What is in business, what is free?

Free Enterprise, a concept that forms the basis for free market economies, dictates lack of regulation and other government interference with the economic machinations of society. The Free Enterprise is considering interacting the laws of supply and laws of demand and how they will lead to the “competitive market” with effective price conditions and maximizing productivity if market participants are left on their own facilities. This is a concept perfectly expressed by Adam Smith in his book from 1776 called wealth of nations . There are competitive ideologies with a free enterprise prescription that claims that government regulation is necessary to prevent the abuse of freedom on the market.

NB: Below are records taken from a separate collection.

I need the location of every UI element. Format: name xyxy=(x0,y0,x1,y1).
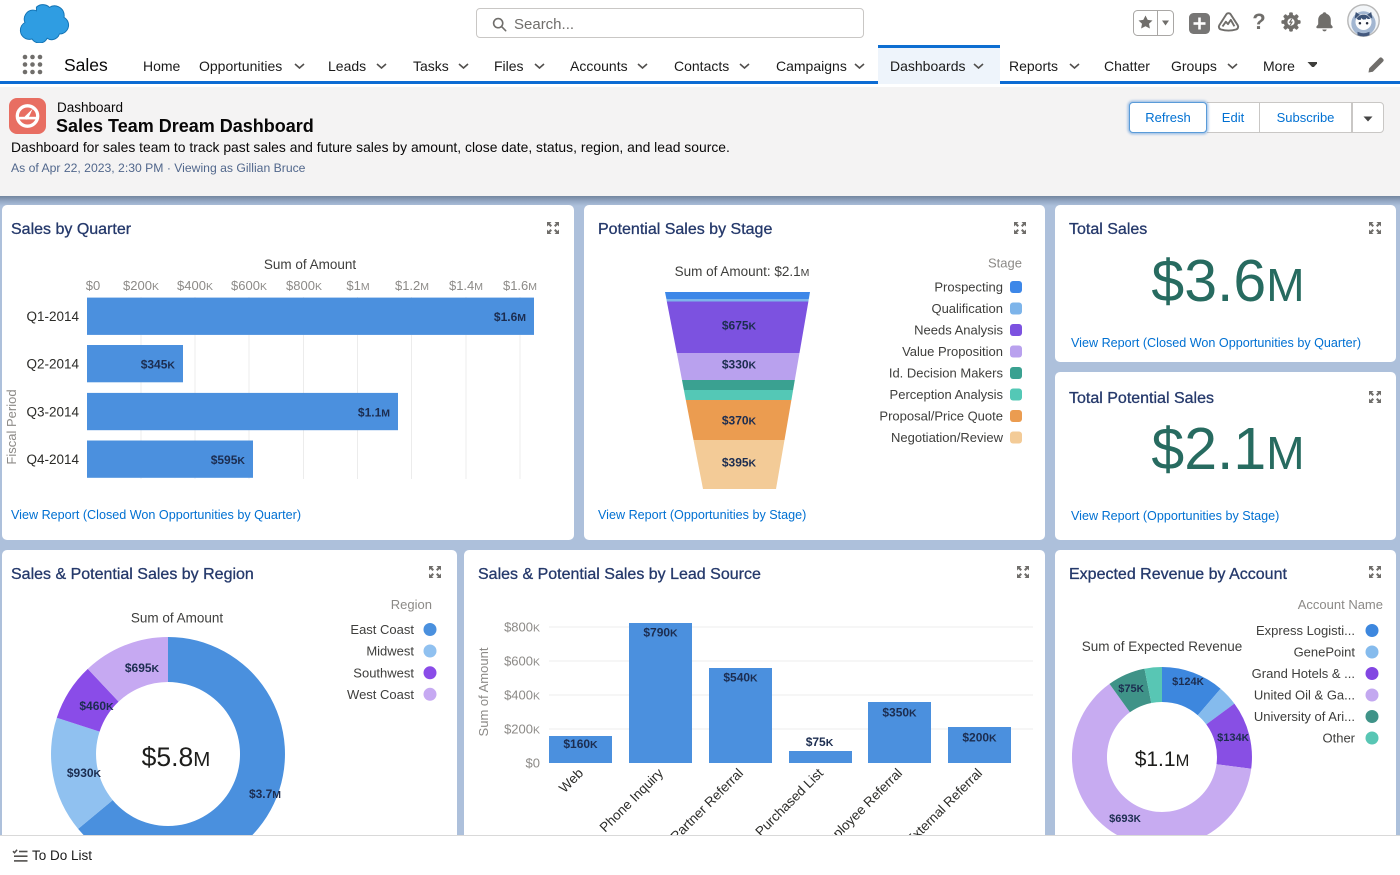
svg-text:Sum of Amount: $2.1M: Sum of Amount: $2.1M xyxy=(675,264,810,279)
svg-text:Other: Other xyxy=(1322,731,1355,746)
svg-text:$1.6M: $1.6M xyxy=(494,310,526,324)
svg-text:Negotiation/Review: Negotiation/Review xyxy=(891,430,1004,445)
svg-text:GenePoint: GenePoint xyxy=(1294,645,1356,660)
svg-text:Q3-2014: Q3-2014 xyxy=(26,404,79,419)
svg-text:$330K: $330K xyxy=(722,358,757,372)
svg-text:$0: $0 xyxy=(526,756,540,771)
svg-text:West Coast: West Coast xyxy=(347,687,414,702)
svg-text:$400K: $400K xyxy=(504,688,540,703)
svg-text:$1.1M: $1.1M xyxy=(1135,748,1190,771)
svg-text:University of Ari...: University of Ari... xyxy=(1254,709,1355,724)
svg-text:Q1-2014: Q1-2014 xyxy=(26,309,79,324)
svg-text:Web: Web xyxy=(556,766,586,796)
svg-text:$540K: $540K xyxy=(723,671,758,685)
svg-text:$800K: $800K xyxy=(504,620,540,635)
svg-text:Grand Hotels & ...: Grand Hotels & ... xyxy=(1252,666,1355,681)
svg-text:$5.8M: $5.8M xyxy=(142,742,211,772)
svg-text:$693K: $693K xyxy=(1109,813,1141,825)
svg-text:$595K: $595K xyxy=(211,453,246,467)
svg-text:$460K: $460K xyxy=(79,699,114,713)
svg-text:$400K: $400K xyxy=(177,278,213,293)
svg-text:$1.6M: $1.6M xyxy=(503,278,537,293)
svg-text:Region: Region xyxy=(391,597,432,612)
svg-text:$1.4M: $1.4M xyxy=(449,278,483,293)
svg-text:Perception Analysis: Perception Analysis xyxy=(890,387,1004,402)
svg-text:$3.7M: $3.7M xyxy=(249,787,281,801)
svg-text:Qualification: Qualification xyxy=(931,301,1003,316)
svg-text:$790K: $790K xyxy=(643,626,678,640)
svg-text:Q2-2014: Q2-2014 xyxy=(26,357,79,372)
svg-text:?: ? xyxy=(1252,9,1265,34)
svg-text:$1M: $1M xyxy=(346,278,369,293)
svg-text:$800K: $800K xyxy=(286,278,322,293)
svg-text:Partner Referral: Partner Referral xyxy=(668,766,747,845)
svg-text:$0: $0 xyxy=(86,278,100,293)
svg-text:$600K: $600K xyxy=(504,654,540,669)
svg-text:Value Proposition: Value Proposition xyxy=(902,344,1003,359)
svg-text:Purchased List: Purchased List xyxy=(752,765,826,839)
svg-text:Midwest: Midwest xyxy=(366,644,414,659)
svg-text:$345K: $345K xyxy=(141,358,176,372)
svg-text:$930K: $930K xyxy=(67,766,102,780)
svg-text:Southwest: Southwest xyxy=(353,665,414,680)
svg-text:$1.1M: $1.1M xyxy=(358,405,390,419)
svg-text:$200K: $200K xyxy=(962,731,997,745)
svg-text:Id. Decision Makers: Id. Decision Makers xyxy=(889,366,1004,381)
svg-text:$1.2M: $1.2M xyxy=(395,278,429,293)
svg-text:Needs Analysis: Needs Analysis xyxy=(914,323,1003,338)
svg-text:$350K: $350K xyxy=(882,706,917,720)
svg-text:Account Name: Account Name xyxy=(1298,597,1383,612)
svg-text:Stage: Stage xyxy=(988,256,1022,271)
svg-text:Prospecting: Prospecting xyxy=(934,280,1003,295)
svg-text:Phone Inquiry: Phone Inquiry xyxy=(597,765,667,835)
svg-text:United Oil & Ga...: United Oil & Ga... xyxy=(1254,688,1355,703)
svg-text:$600K: $600K xyxy=(231,278,267,293)
svg-text:$160K: $160K xyxy=(563,737,598,751)
svg-text:$200K: $200K xyxy=(123,278,159,293)
svg-text:$75K: $75K xyxy=(1118,683,1144,695)
svg-text:East Coast: East Coast xyxy=(350,622,414,637)
svg-text:Proposal/Price Quote: Proposal/Price Quote xyxy=(879,409,1003,424)
svg-text:Express Logisti...: Express Logisti... xyxy=(1256,623,1355,638)
svg-text:Fiscal Period: Fiscal Period xyxy=(4,389,19,464)
svg-text:$75K: $75K xyxy=(806,735,834,749)
svg-text:$695K: $695K xyxy=(125,661,160,675)
svg-text:Sum of Amount: Sum of Amount xyxy=(264,257,357,272)
svg-text:$124K: $124K xyxy=(1172,676,1204,688)
svg-text:$675K: $675K xyxy=(722,319,757,333)
svg-text:$134K: $134K xyxy=(1217,732,1249,744)
svg-text:Sum of Amount: Sum of Amount xyxy=(476,647,491,736)
svg-text:Q4-2014: Q4-2014 xyxy=(26,452,79,467)
svg-text:Sum of Amount: Sum of Amount xyxy=(131,611,224,626)
svg-text:Sum of Expected Revenue: Sum of Expected Revenue xyxy=(1082,639,1243,654)
svg-text:$395K: $395K xyxy=(722,456,757,470)
svg-text:$200K: $200K xyxy=(504,722,540,737)
svg-text:$370K: $370K xyxy=(722,414,757,428)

The basis of a free enterprise are market participants - sellers and buyers. The laws on supply and demand dictate that if they are without intervention, the free market participants will act to support their individual interests, purchase and selling goods and services until they eventually achieve economic balance. Economic balance is a definitionVana as a point at which the price of goods or services is set at a point where the supply of goods or services will satisfy the demand on the market. Without inequalities of supply or demand, the market will achieve its balance and will work at its greatest level of efficiency.

In 1776, Adam Smith wrote a book entitled The Wealth of Nations , for which the Free enterprise was one of the central topics - although the term art has not yet been invented. Smith writes in detail about the "invisible hands of the market", a mechanism that automatically regulates the free market to facilitate maximum efficiency through market participants trying to meet their own interests. Simply through human predisposition, looking for the best and most effective way, the invisible hand will lead to mutually beneficial cooperation on the market.

The other side of this argument is that the market regulation is necessary to prevent freedom of abusemarket and many side effects. For example, the government adopts working laws to prevent abuse of workers at a lower level of business owners who have a lot of power on the market. Furthermore, there are side effects that are often not taken into account on the free market, such as pollution that needs to be regulated and may result in a prohibition of the most effective way of doing business. Any external intervention, whether laws, regulations or subsidies, goes against the principles of a free enterprise. The need for such an intervention is where most economic debates lie.